Ohio Votes No on Legalization and This Lawyer Blames Nick Lachey

Marijuana legalization initiative fails in Buckeye State. Shut up!

Tuesday night Ohio voters said no to legalized marijuana in a 65 percent to 35 percent margin. The unique legalization model posed in the state's Issue 3 ballot measure failed because it became less about whether or not to legalize cannabis and more about how to legalize it—specifically about who would be allowed to profit from the distribution and sale of cannabis. 

While Issue 3 would have established a legal marijuana market in Ohio, it also designated a monopoly of 10 commercial grow operators statewide, written into the state constitution as the sole license holders legally allowed to produce cannabis on a commercial scale. The initiative included a provision for home growers to cultivate a limited number of plants for personal use. Still, most voters seem to have felt that Issue 3 was exclusionary and catered to a select group of capitalists. 

Indeed, the designated license holders were the very backers funding the initiative, which was a little too much political horse patty for 65 percent of Ohio voters to swallow.
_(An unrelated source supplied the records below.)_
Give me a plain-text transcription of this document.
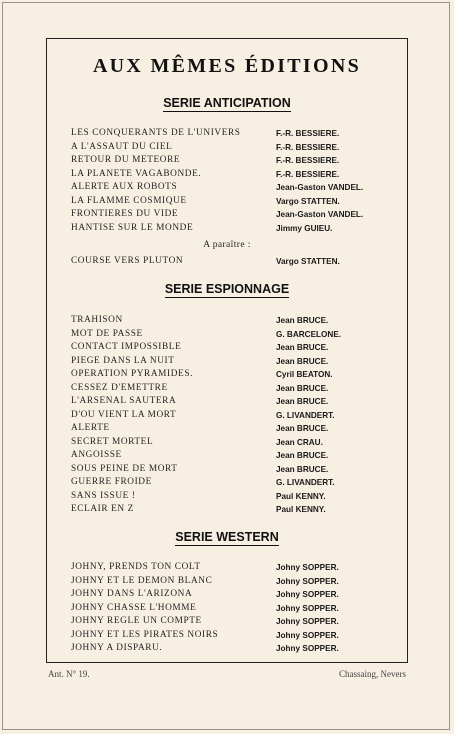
AUX MÊMES ÉDITIONS
SERIE ANTICIPATION
LES CONQUERANTS DE L'UNIVERS	F.-R. BESSIERE.
A L'ASSAUT DU CIEL	F.-R. BESSIERE.
RETOUR DU METEORE	F.-R. BESSIERE.
LA PLANETE VAGABONDE.	F.-R. BESSIERE.
ALERTE AUX ROBOTS	Jean-Gaston VANDEL.
LA FLAMME COSMIQUE	Vargo STATTEN.
FRONTIERES DU VIDE	Jean-Gaston VANDEL.
HANTISE SUR LE MONDE	Jimmy GUIEU.
A paraître :
COURSE VERS PLUTON	Vargo STATTEN.
SERIE ESPIONNAGE
TRAHISON	Jean BRUCE.
MOT DE PASSE	G. BARCELONE.
CONTACT IMPOSSIBLE	Jean BRUCE.
PIEGE DANS LA NUIT	Jean BRUCE.
OPERATION PYRAMIDES.	Cyril BEATON.
CESSEZ D'EMETTRE	Jean BRUCE.
L'ARSENAL SAUTERA	Jean BRUCE.
D'OU VIENT LA MORT	G. LIVANDERT.
ALERTE	Jean BRUCE.
SECRET MORTEL	Jean CRAU.
ANGOISSE	Jean BRUCE.
SOUS PEINE DE MORT	Jean BRUCE.
GUERRE FROIDE	G. LIVANDERT.
SANS ISSUE !	Paul KENNY.
ECLAIR EN Z	Paul KENNY.
SERIE WESTERN
JOHNY, PRENDS TON COLT	Johny SOPPER.
JOHNY ET LE DEMON BLANC	Johny SOPPER.
JOHNY DANS L'ARIZONA	Johny SOPPER.
JOHNY CHASSE L'HOMME	Johny SOPPER.
JOHNY REGLE UN COMPTE	Johny SOPPER.
JOHNY ET LES PIRATES NOIRS	Johny SOPPER.
JOHNY A DISPARU.	Johny SOPPER.
Ant. N° 19.	Chassaing, Nevers
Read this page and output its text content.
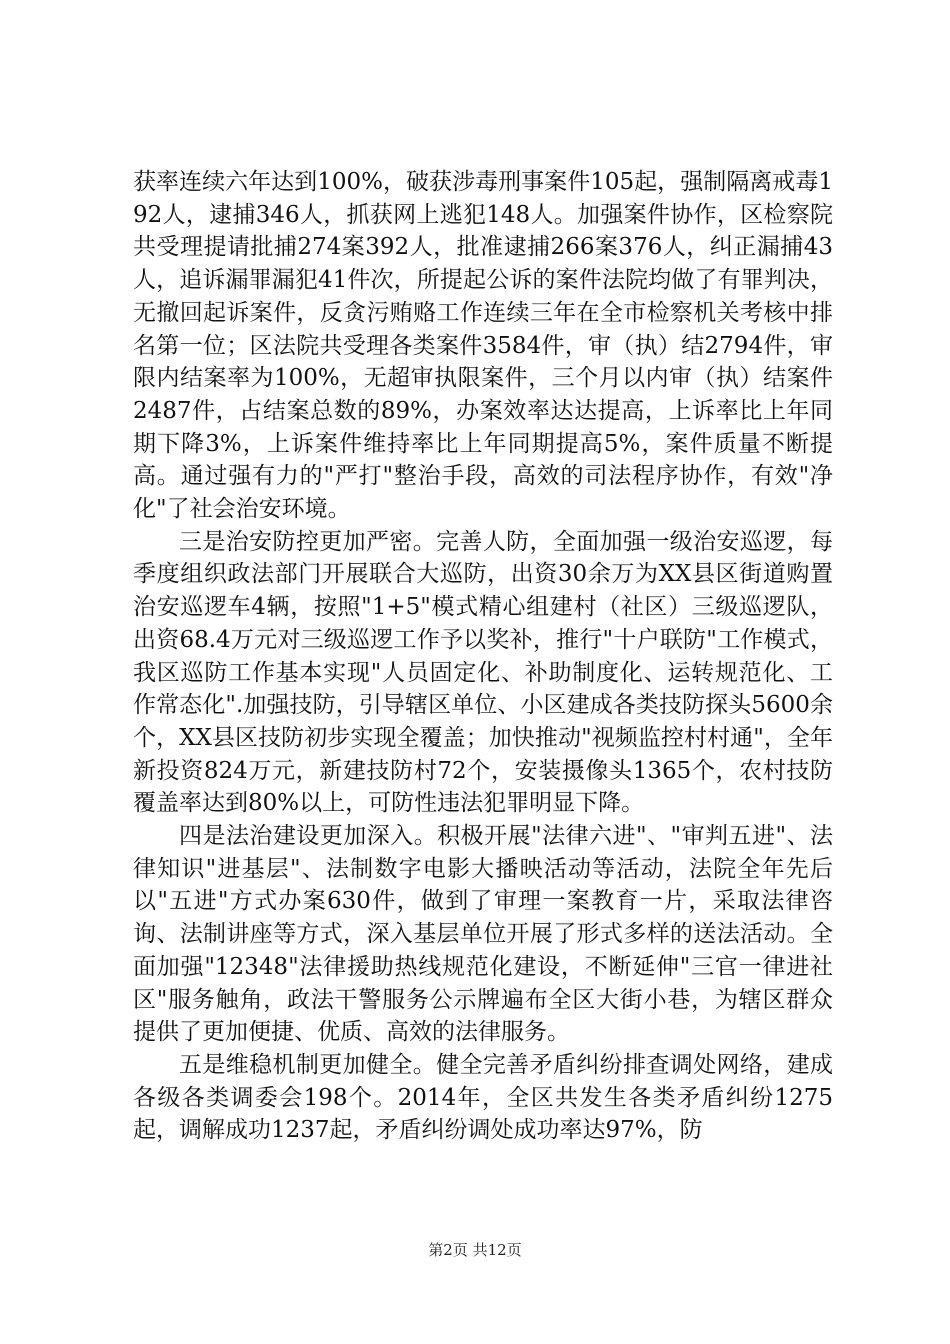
获率连续六年达到100%，破获涉毒刑事案件105起，强制隔离戒毒192人，逮捕346人，抓获网上逃犯148人。加强案件协作，区检察院共受理提请批捕274案392人，批准逮捕266案376人，纠正漏捕43人，追诉漏罪漏犯41件次，所提起公诉的案件法院均做了有罪判决，无撤回起诉案件，反贪污贿赂工作连续三年在全市检察机关考核中排名第一位；区法院共受理各类案件3584件，审（执）结2794件，审限内结案率为100%，无超审执限案件，三个月以内审（执）结案件2487件，占结案总数的89%，办案效率达达提高，上诉率比上年同期下降3%，上诉案件维持率比上年同期提高5%，案件质量不断提高。通过强有力的"严打"整治手段，高效的司法程序协作，有效"净化"了社会治安环境。

三是治安防控更加严密。完善人防，全面加强一级治安巡逻，每季度组织政法部门开展联合大巡防，出资30余万为XX县区街道购置治安巡逻车4辆，按照"1+5"模式精心组建村（社区）三级巡逻队，出资68.4万元对三级巡逻工作予以奖补，推行"十户联防"工作模式，我区巡防工作基本实现"人员固定化、补助制度化、运转规范化、工作常态化".加强技防，引导辖区单位、小区建成各类技防探头5600余个，XX县区技防初步实现全覆盖；加快推动"视频监控村村通"，全年新投资824万元，新建技防村72个，安装摄像头1365个，农村技防覆盖率达到80%以上，可防性违法犯罪明显下降。

四是法治建设更加深入。积极开展"法律六进"、"审判五进"、法律知识"进基层"、法制数字电影大播映活动等活动，法院全年先后以"五进"方式办案630件，做到了审理一案教育一片，采取法律咨询、法制讲座等方式，深入基层单位开展了形式多样的送法活动。全面加强"12348"法律援助热线规范化建设，不断延伸"三官一律进社区"服务触角，政法干警服务公示牌遍布全区大街小巷，为辖区群众提供了更加便捷、优质、高效的法律服务。

五是维稳机制更加健全。健全完善矛盾纠纷排查调处网络，建成各级各类调委会198个。2014年，全区共发生各类矛盾纠纷1275起，调解成功1237起，矛盾纠纷调处成功率达97%，防

第2页 共12页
Notably, entertainer Nick Lachey was among the would-be profiteers who were seeking to control the grow and flow of green buddha in the Buckeye State. (Looks like Lachey will have to wait a bit longer for a "98 Degrees" strain review. ) 

To get a sense of what went wrong for weed in Ohio, THE KIND phoned Cleveland-based attorney Tom Haren, whose firm specializes in marijuana law, in search of a post-election postmortem, and some insight into what comes next.

The KIND:  We're getting the sense that Issue 3 failed because voters decided the initiative became more about how to go about making a killing on legalized weed and less about actually doing it.

Tom Haren: By and large, most of the opposition to Responsible Ohio's plan was not opposition to the legalization of marijuana whether for medicinal or recreational use; it was an opposition to this perceived oligopoly for these investors. There was a real dispute with the legalization movement on how to support this initiative. Of course, there are some people who just don't support legalization, but the polls definitely show that Ohioans are in favor of legalized medical marijuana. 

"From the beginning, I don't think the voters bought into what Responsible Ohio was selling." 

The KIND: What comes next? 
Tom Haren: The ball is in the court of the Ohio General Assembly. We've got a fairly conservative general assembly in Ohio, but they're sensible. I'm hopeful that they latch onto this and put forward some sensible legislation. It will be very interesting to see if the general assembly is able to really examine the issue to craft something that is beneficial for the people of Ohio. Responsible Ohio has also said they're coming back next year with some different language and have pledged to fund a new initiative. 

The KIND: What do the voters want in the next version of such an initiative?
Tom Haren: People generally supported the legalization of cannabis, but there was a disagreement as to whether it should be medicinal or recreational. There are voters that might recognize the medical merit of cannabis, but get off the boat once the conversation turns to legalized recreational use. Whereas, those in favor of full-on legalization for recreational use, it simply was a matter of how this should be done. They were not in favor of the general public being shut out [of the profit process].

Even the Marijuana Policy Project didn't really push this initiative like they have for others in other states. From the beginning, I don't think the voters bought into what Responsible Ohio was selling. 

For traditionally conservative-leaning states such as Ohio, having this conversation at all is progress . Though legal weed remains a dream for now, some Ohioans are still able to get their hands on the devil lettuce. Keep doin' you, Muddy Mane.